The New Kid

All over America, students started school this week. Back to the books.

Being the new kid in school really is a weird experience for me. The last time I was the new kid was ten years ago when I moved to Gozo. Now that I am attending Oakland University, I am suddenly the new kid again. Living in Gozo, or Malta in general, you’re never the new kid in school because everybody kind of already knows each other whatever school you attend.

Therefore, it was kind of awkward for me to make friends again from scratch. I am quite the social person, I can be talkative, maybe too talkative. I am friendly, that’s for sure, but I still found the first few days hard to actual talk to complete strangers. Being the new kid sucks.

The reason why I wanted to dedicate an entire post about this “phenomena”, is because I was really excited to meet new people when I came to Oakland, and I kind of expected that it would happen, almost, immediately. I never realized that sometimes, making friends takes time. I guess I took it for granted that making friends is “easy” because I have been friends with my best friends for years and years now, and we’re constantly making new friends so easily. I guess we attract people to us and they just stay. Sometimes its’s a lot to handle.

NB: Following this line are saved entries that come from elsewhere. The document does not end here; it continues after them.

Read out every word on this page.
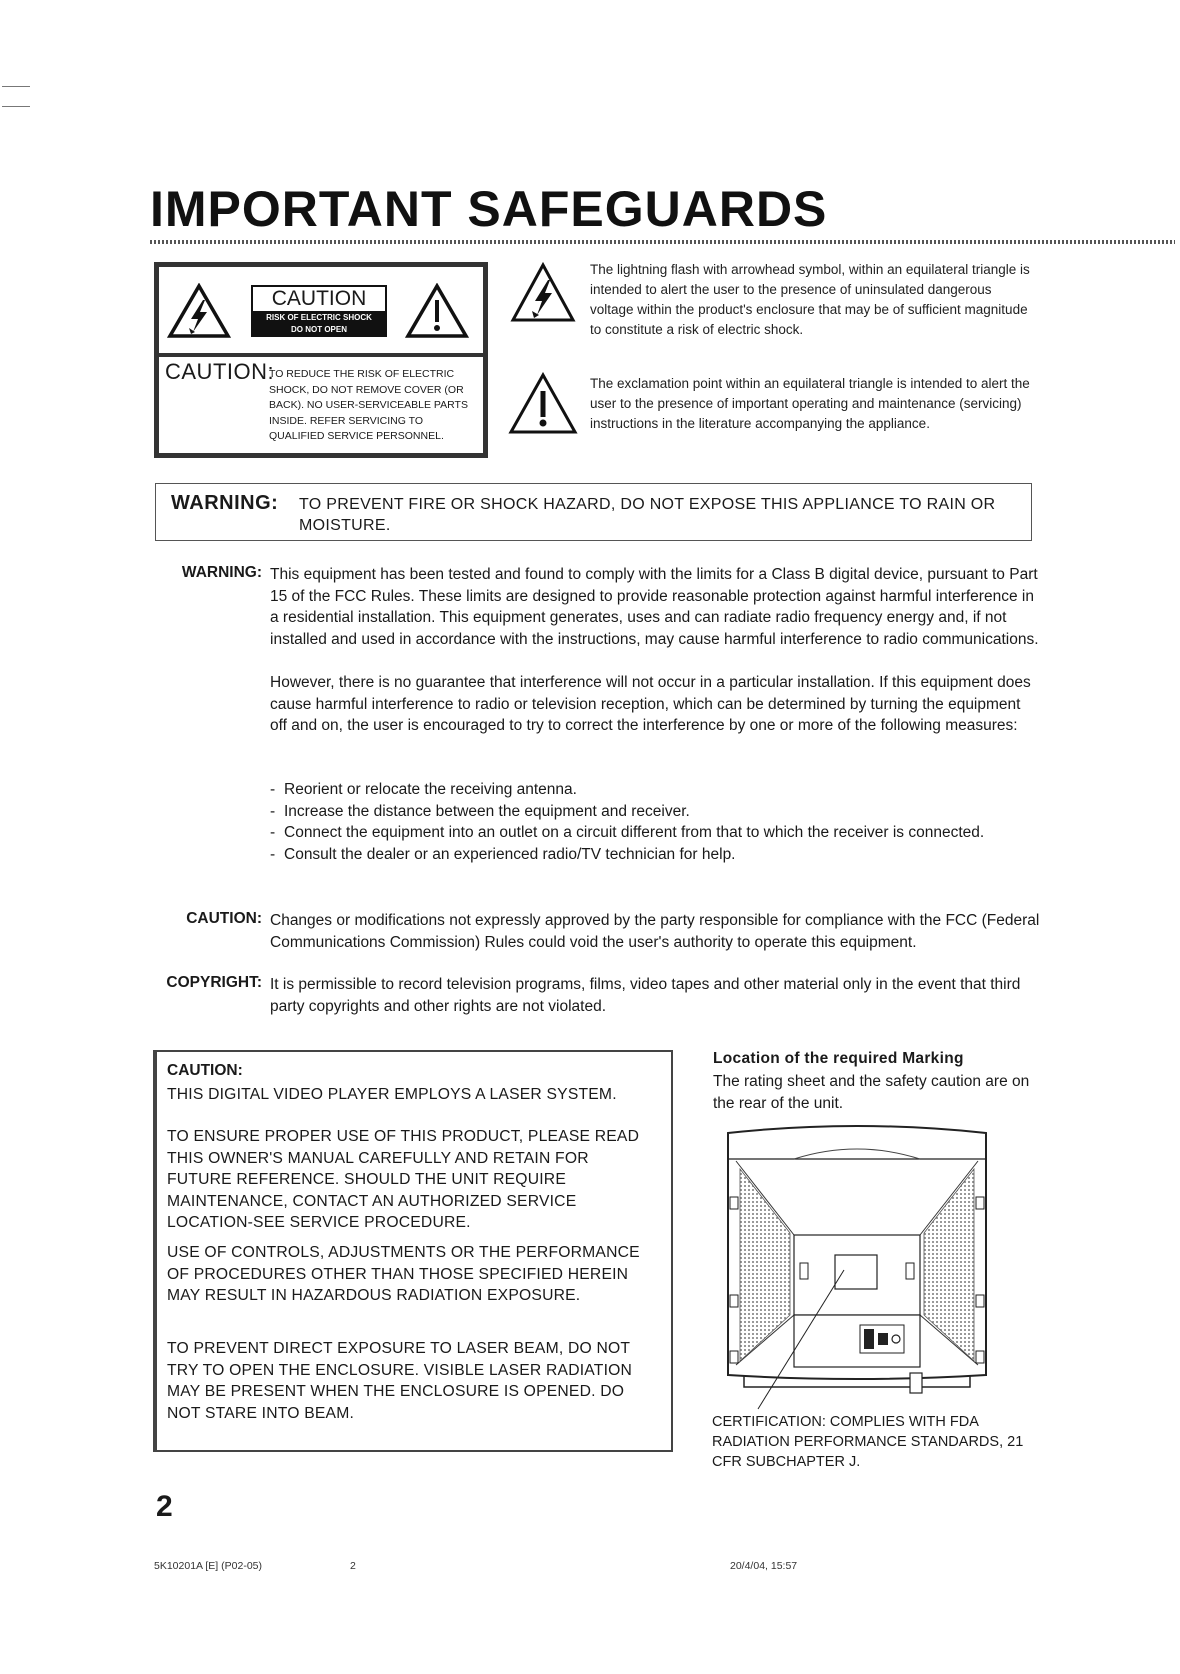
IMPORTANT SAFEGUARDS
CAUTION
RISK OF ELECTRIC SHOCK
DO NOT OPEN
CAUTION:
TO REDUCE THE RISK OF ELECTRIC SHOCK, DO NOT REMOVE COVER (OR BACK). NO USER-SERVICEABLE PARTS INSIDE. REFER SERVICING TO QUALIFIED SERVICE PERSONNEL.
The lightning flash with arrowhead symbol, within an equilateral triangle is intended to alert the user to the presence of uninsulated dangerous voltage within the product's enclosure that may be of sufficient magnitude to constitute a risk of electric shock.
The exclamation point within an equilateral triangle is intended to alert the user to the presence of important operating and maintenance (servicing) instructions in the literature accompanying the appliance.
WARNING: TO PREVENT FIRE OR SHOCK HAZARD, DO NOT EXPOSE THIS APPLIANCE TO RAIN OR MOISTURE.
WARNING: This equipment has been tested and found to comply with the limits for a Class B digital device, pursuant to Part 15 of the FCC Rules. These limits are designed to provide reasonable protection against harmful interference in a residential installation. This equipment generates, uses and can radiate radio frequency energy and, if not installed and used in accordance with the instructions, may cause harmful interference to radio communications.
However, there is no guarantee that interference will not occur in a particular installation. If this equipment does cause harmful interference to radio or television reception, which can be determined by turning the equipment off and on, the user is encouraged to try to correct the interference by one or more of the following measures:
- Reorient or relocate the receiving antenna.
- Increase the distance between the equipment and receiver.
- Connect the equipment into an outlet on a circuit different from that to which the receiver is connected.
- Consult the dealer or an experienced radio/TV technician for help.
CAUTION: Changes or modifications not expressly approved by the party responsible for compliance with the FCC (Federal Communications Commission) Rules could void the user's authority to operate this equipment.
COPYRIGHT: It is permissible to record television programs, films, video tapes and other material only in the event that third party copyrights and other rights are not violated.
CAUTION:
THIS DIGITAL VIDEO PLAYER EMPLOYS A LASER SYSTEM.
TO ENSURE PROPER USE OF THIS PRODUCT, PLEASE READ THIS OWNER'S MANUAL CAREFULLY AND RETAIN FOR FUTURE REFERENCE. SHOULD THE UNIT REQUIRE MAINTENANCE, CONTACT AN AUTHORIZED SERVICE LOCATION-SEE SERVICE PROCEDURE.
USE OF CONTROLS, ADJUSTMENTS OR THE PERFORMANCE OF PROCEDURES OTHER THAN THOSE SPECIFIED HEREIN MAY RESULT IN HAZARDOUS RADIATION EXPOSURE.
TO PREVENT DIRECT EXPOSURE TO LASER BEAM, DO NOT TRY TO OPEN THE ENCLOSURE. VISIBLE LASER RADIATION MAY BE PRESENT WHEN THE ENCLOSURE IS OPENED. DO NOT STARE INTO BEAM.
Location of the required Marking
The rating sheet and the safety caution are on the rear of the unit.
CERTIFICATION: COMPLIES WITH FDA RADIATION PERFORMANCE STANDARDS, 21 CFR SUBCHAPTER J.
2
5K10201A [E] (P02-05)	2	20/4/04, 15:57
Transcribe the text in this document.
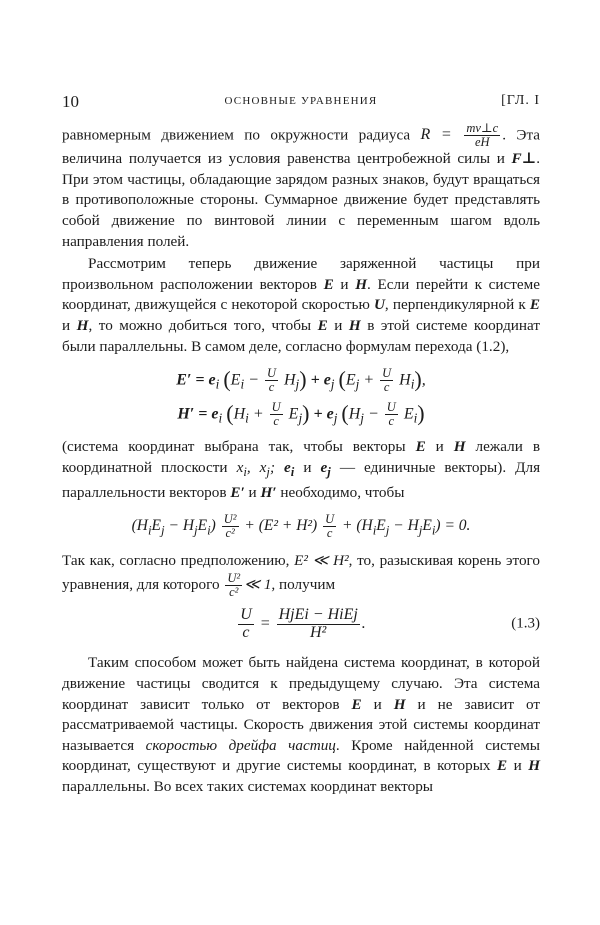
10	ОСНОВНЫЕ УРАВНЕНИЯ	[ГЛ. I

равномерным движением по окружности радиуса $R = \frac{mv\perp c}{eH}$ . Эта величина получается из условия равенства центробежной силы и F⊥. При этом частицы, обладающие зарядом разных знаков, будут вращаться в противоположные стороны. Суммарное движение будет представлять собой движение по винтовой линии с переменным шагом вдоль направления полей.

Рассмотрим теперь движение заряженной частицы при произвольном расположении векторов E и H. Если перейти к системе координат, движущейся с некоторой скоростью U, перпендикулярной к E и H, то можно добиться того, чтобы E и H в этой системе координат были параллельны. В самом деле, согласно формулам перехода (1.2),

$E' = e_i$ $(E_i - \frac{U}{c} H_j) + e_j$ $(E_j + \frac{U}{c} H_i)$,
$H' = e_i$ $(H_i + \frac{U}{c} E_j) + e_j$ $(H_j - \frac{U}{c} E_i)$

(система координат выбрана так, чтобы векторы E и H лежали в координатной плоскости $x_i$, $x_j$; $e_i$ и $e_j$ — единичные векторы). Для параллельности векторов E′ и H′ необходимо, чтобы

$(H_iE_j - H_jE_i) \frac{\text{U²}}{\text{c²}} + (E^2 + H^2) \frac{U}{c} + (H_iE_j - H_jE_i) = 0$.

Так как, согласно предположению, E² ≪ H², то, разыскивая корень этого уравнения, для которого $\frac{\text{U²}}{\text{c²}}$ ≪ 1, получим

$\frac{U}{c} = \frac{\text{HjEi − HiEj}}{\text{H²}}$ .	(1.3)

Таким способом может быть найдена система координат, в которой движение частицы сводится к предыдущему случаю. Эта система координат зависит только от векторов E и H и не зависит от рассматриваемой частицы. Скорость движения этой системы координат называется скоростью дрейфа частиц. Кроме найденной системы координат, существуют и другие системы координат, в которых E и H параллельны. Во всех таких системах координат векторы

A few days have passed now, and I’m glad that I have made some friends in class as well as from my floor in housing. They’ve been pretty cool so far. I still feel a little nervous. Again, I find this odd but that doesn’t mean there’s something wrong with me. It’s only natural to feel this way. Things take time. What’s important is to always stay true to yourself and if people don’t accept you for that, then they aren’t worth it.

Furthermore, I am settling in at Oakland and am really enjoying my classes. I’m excited to learn again, the proper way. I am missing a few things though; driving myself around town and going out for drinks. Otherwise, I enjoy my own company and I feel relaxed. I’m not busy and I love that because I have been too busy for too long. It’s time to slow down and focus on myself and my writing. I am so excited to get back to that.